“Piyanosunun başında Chopin sanki hep doğaçlama yapar gibiydi diye anlatılır; başka bir deyişle, sürekli olarak zihnindeki bir düşünceyi arar, yaratır, biraz biraz keşfeder gibiydi. Onun için eseri bize, adım adım giderek oluşturmaktaymış gibi değil de, daha baştan mükemmel, kesin, nesnel bir bütünmüş gibi sunulursa eğer, o türden sevimli duraksamalar, beklenmedik hoşluklar yok olur gider. Chopin’in, eserlerinin en güzellerinden bazılarına vermeyi yeğlediği ``impromtu´´ (genellikle piyano için yazılan, serbest formlu, doğaçlama nitelikli kısa besteye verilen ad) başlığının bundan başka bir anlamı olabileceğini düşünemiyorum.” diyor André Gide “Chopin Üzerine Notlar” kitabında.

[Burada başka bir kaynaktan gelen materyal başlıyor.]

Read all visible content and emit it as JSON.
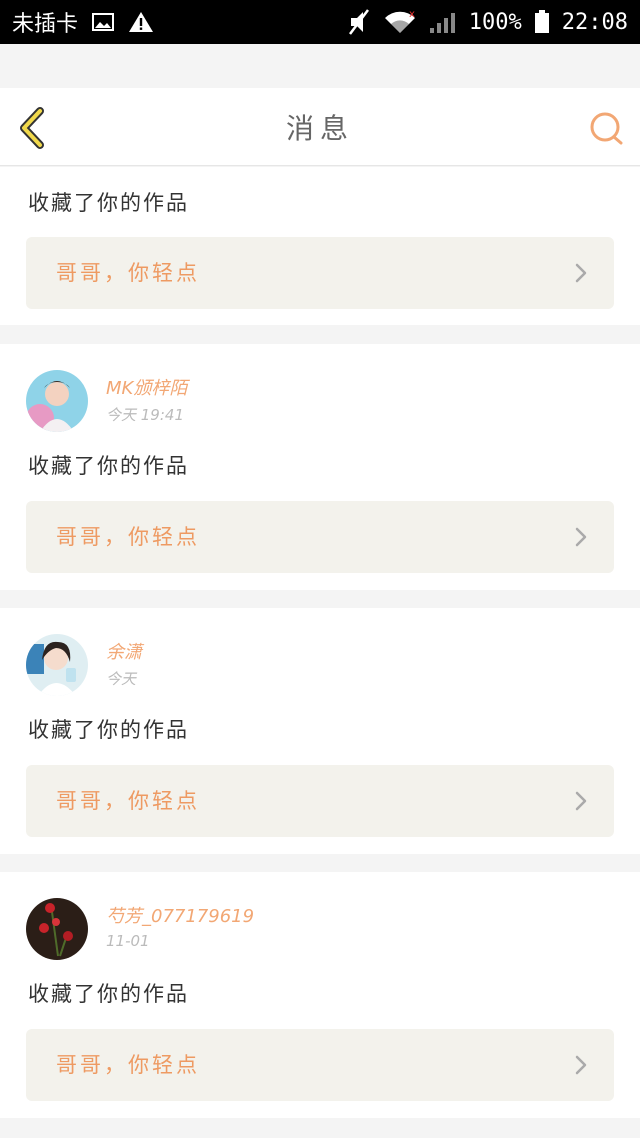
{
  "status_bar": {
    "carrier": "未插卡",
    "battery": "100%",
    "time": "22:08",
    "icons": [
      "image-icon",
      "warning-icon",
      "mute-icon",
      "wifi-icon",
      "signal-icon",
      "battery-icon"
    ]
  },
  "header": {
    "title": "消息",
    "back_icon": "chevron-left-icon",
    "search_icon": "search-icon"
  },
  "colors": {
    "accent": "#f2a774",
    "back_yellow": "#f1d94b",
    "work_bg": "#f3f2ec"
  },
  "messages": [
    {
      "action": "收藏了你的作品",
      "work_title": "哥哥，你轻点"
    },
    {
      "username": "MK颁梓陌",
      "time": "今天 19:41",
      "action": "收藏了你的作品",
      "work_title": "哥哥，你轻点"
    },
    {
      "username": "余潇",
      "time": "今天",
      "action": "收藏了你的作品",
      "work_title": "哥哥，你轻点"
    },
    {
      "username": "芍芳_077179619",
      "time": "11-01",
      "action": "收藏了你的作品",
      "work_title": "哥哥，你轻点"
    }
  ]
}
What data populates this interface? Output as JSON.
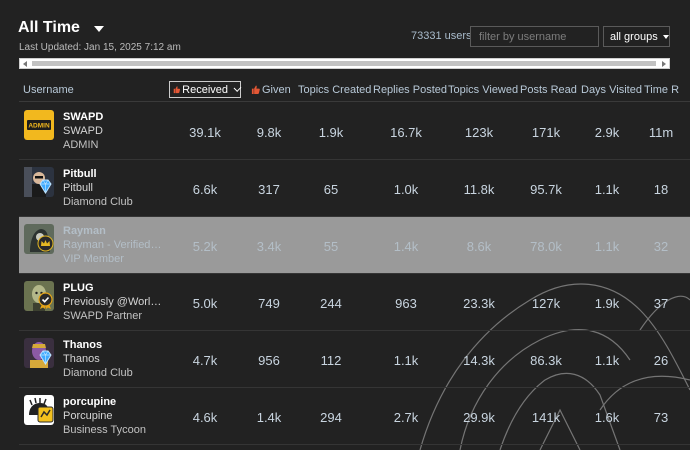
{
  "header": {
    "period": "All Time",
    "last_updated": "Last Updated: Jan 15, 2025 7:12 am",
    "user_count": "73331 users",
    "search_placeholder": "filter by username",
    "group_filter": "all groups"
  },
  "columns": {
    "username": "Username",
    "received": "Received",
    "given": "Given",
    "topics_created": "Topics Created",
    "replies_posted": "Replies Posted",
    "topics_viewed": "Topics Viewed",
    "posts_read": "Posts Read",
    "days_visited": "Days Visited",
    "time_read": "Time R"
  },
  "rows": [
    {
      "name": "SWAPD",
      "title": "SWAPD",
      "group": "ADMIN",
      "avatar": "admin-logo-avatar",
      "flair": "",
      "received": "39.1k",
      "given": "9.8k",
      "topics_created": "1.9k",
      "replies_posted": "16.7k",
      "topics_viewed": "123k",
      "posts_read": "171k",
      "days_visited": "2.9k",
      "time_read": "11m"
    },
    {
      "name": "Pitbull",
      "title": "Pitbull",
      "group": "Diamond Club",
      "avatar": "pitbull-avatar",
      "flair": "diamond-icon",
      "received": "6.6k",
      "given": "317",
      "topics_created": "65",
      "replies_posted": "1.0k",
      "topics_viewed": "11.8k",
      "posts_read": "95.7k",
      "days_visited": "1.1k",
      "time_read": "18"
    },
    {
      "name": "Rayman",
      "title": "Rayman - Verified E...",
      "group": "VIP Member",
      "avatar": "rayman-avatar",
      "flair": "crown-icon",
      "received": "5.2k",
      "given": "3.4k",
      "topics_created": "55",
      "replies_posted": "1.4k",
      "topics_viewed": "8.6k",
      "posts_read": "78.0k",
      "days_visited": "1.1k",
      "time_read": "32"
    },
    {
      "name": "PLUG",
      "title": "Previously @Worlds...",
      "group": "SWAPD Partner",
      "avatar": "plug-avatar",
      "flair": "verified-badge-icon",
      "received": "5.0k",
      "given": "749",
      "topics_created": "244",
      "replies_posted": "963",
      "topics_viewed": "23.3k",
      "posts_read": "127k",
      "days_visited": "1.9k",
      "time_read": "37"
    },
    {
      "name": "Thanos",
      "title": "Thanos",
      "group": "Diamond Club",
      "avatar": "thanos-avatar",
      "flair": "diamond-icon",
      "received": "4.7k",
      "given": "956",
      "topics_created": "112",
      "replies_posted": "1.1k",
      "topics_viewed": "14.3k",
      "posts_read": "86.3k",
      "days_visited": "1.1k",
      "time_read": "26"
    },
    {
      "name": "porcupine",
      "title": "Porcupine",
      "group": "Business Tycoon",
      "avatar": "porcupine-avatar",
      "flair": "tycoon-icon",
      "received": "4.6k",
      "given": "1.4k",
      "topics_created": "294",
      "replies_posted": "2.7k",
      "topics_viewed": "29.9k",
      "posts_read": "141k",
      "days_visited": "1.6k",
      "time_read": "73"
    }
  ],
  "colors": {
    "background": "#222222",
    "highlight_row": "#9a9a9a",
    "link": "#a9bccc",
    "thumb": "#e45735"
  }
}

Kızımın bu yılki konser parçaları arasında Chopin’den bir beste yer almıyor. Sevdiği bestecilerden biri olan Chopin’e bakış açısının farklılaşacağını, derinleşeceğini düşündüğüm için (ayrıca büyük bir merakla ben de okumak istediğimden olsa gerek) bu yaz okuyacağı kitaplar arasına dahil etmek üzere sipariş etmiştim André Gide’in “Chopin Üzerine Notlar” kitabını. Umarım kızım keyifle okuyacak ve kitabın armağanı olan CD'den keyifle dinleyecek İdil Biret'in Chopin yorumlarını...
``Impromtu´´ demişken, Chopin’in serbest formlu bu piyano bestelerinin James Lapine’in sinema filminin adı olduğunun da notunu düşeyim.. 1991 yapımı Impromtu, sanat tarihinin en ilginç ve en karmaşık birlikteliklerinden birini, piyanist Frédéric Chopin ile yazar George Sand’in ilişkilerini, çok hoş bir anlatımla aktaran bir filmdir.